Rich Avila, Director of Server & Network Operations at California State University, East Bay (CSUEB), faced the problem of hitting a power ceiling for his datacenter. There was simply no additional electric power available. As we discovered in the recent Peer Incite session, Rich and his staff to steps to consolidate the majority of various departmental servers onto a virtualized server and storage infrastructure, allowing them to remove a number of application servers and NAS servers which resulted in reduced electric power consumption while adding new applications onto the new infrastructure.

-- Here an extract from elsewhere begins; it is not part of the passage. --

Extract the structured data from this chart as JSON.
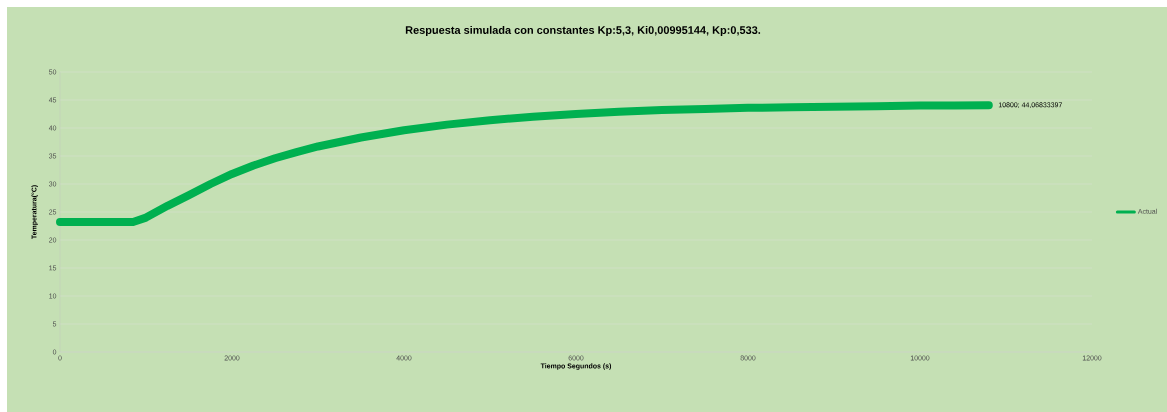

By consolidating servers and storage, Rich now has fewer physical assets to track and maintain. Consider the maintenance issues for the servers that were removed. When it comes time for regular software updates and patches, he and his staff now spend much less time applying updates and patches to all those physical servers. In addition, the administrative overhead of tracking those physical assets has been reduced considerably. Especially in a de-centralized setting, sometimes simply finding all the servers and storage can be a serious undertaking, let alone insuring that they are properly maintained.
Another benefit of reducing the number of physical servers includes a simplified backup and recovery process. The backup environment is simplified because the backup target devices can be centralized rather than having several backup devices spread out in several areas, reducing hardware acquisition and maintenance costs, media costs, and administrative costs in verifying that backups were completed properly and tracking the backup media at various locations.
Action Item: Knowing how and when to eliminate underused assets reduces costs, saves administrative and management time, and is a valuable skill in these lean economic times. Look for underused assets with an eye to consolidating them.